Bulk import response times

Hi,

We are observing increasing response times to bulk index requests with passage of time.

Setup: ES version 1.7.1, 3 master nodes, 5 data nodes (m3.xlarge - 4 core, 7.5g heap space, 15g ram, data written to 2 SSD instance store drives of 37g each).
Test setup has 3 [NodeClient instances][1], making bulk requests of 5Mb and around ~2900 documents (1.7k each). The bulk inserts are sychronous (second request is made after completion for first)
Data is being indexed into 3 indices each having 3 primary shards and async replication of 1.

Observations:
After about 1 hour we see increased response times from each bulk request.
CPU Utilization across the data nodes is < 20%.

iostat (more or less the same across the nodes):
Filesystem Size Used Avail Use% Mounted on
/dev/xvdf 37G 1.9G 34G 6% /data
/dev/xvdg 37G 1.9G 34G 6% /logs

Initially, we see response times of 1.5-2s but after about 1.5 hours the response times are now 6-8 seconds.

Settings: Mostly defaults, except for:
index.merge.policy.type: tiered
index.merge.scheduler.type: concurrent
index.refresh_interval: 20s
index.translog.flush_threshold_ops: 50000
index.translog.interval: 10s
index.warmer.enabled: false
indices.fielddata.cache.size: 10%
indices.memory.index_buffer_size: 30%
indices.store.throttle.type: none

Questions:

  1. Does the amount of data already in the index affect the bulk ingestion rate?
  2. How can we better utilize the resources?
  3. With asynchronous call backs using


[1]: https://gist.github.com/Srinathc/6a4c520f3e025aaea017#file-estest-java

Attaching snapshots for merge activity at that point of time.

If your index was inactive then the first bulks are faster because there is no merging activity, it's even better if the index was empty since the first merges are very cheap.
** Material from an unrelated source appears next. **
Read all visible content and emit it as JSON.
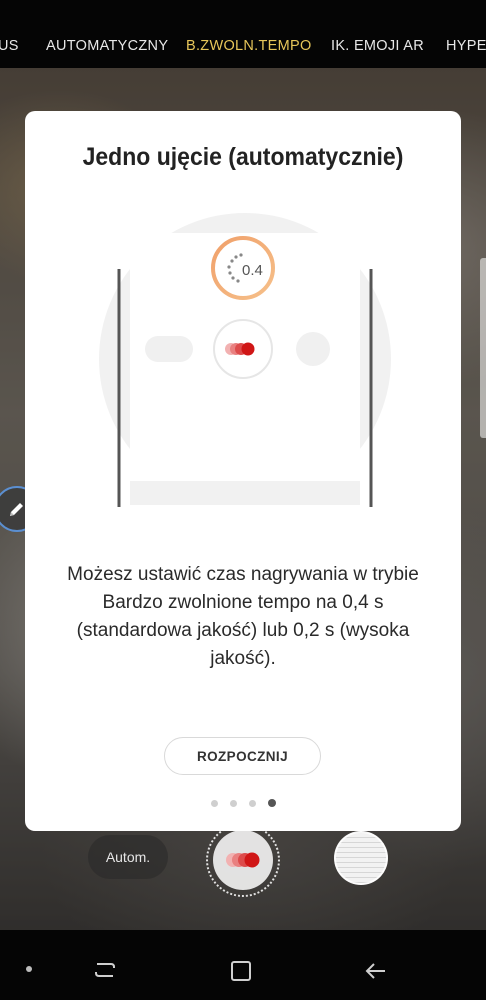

However, as time goes, elasticsearch needs to make sure that merging can keep up with merging so you might indeed see indexing slowing down.

Since your cluster doesn't seem to be completely utilized, you could look into sending indexing requests from more parallel workers/threads.

thanks @jpountz

Actually, the problem was with the "Open search contexts". Some of these search contexts were doing:

SearchRequestBuilder searchRequestBuilder = client.prepareSearch(aggregator.mapToIndex(aggregateRequest))
                    .setSearchType(SearchType.QUERY_THEN_FETCH)
                    .setTypes(aggregator.mapToType(tuple))
                    .setQuery(aggregator.createQuery(aggregateRequest))
                    .setFrom(0).setSize(Integer.MAX_VALUE);

The .setSize(Integer.MAX_VALUE) was actually the culprit and setting it to a saner value fixed it.
The response times were of the order of 100-250ms initially but after merge kicked in it went up to 700-900ms.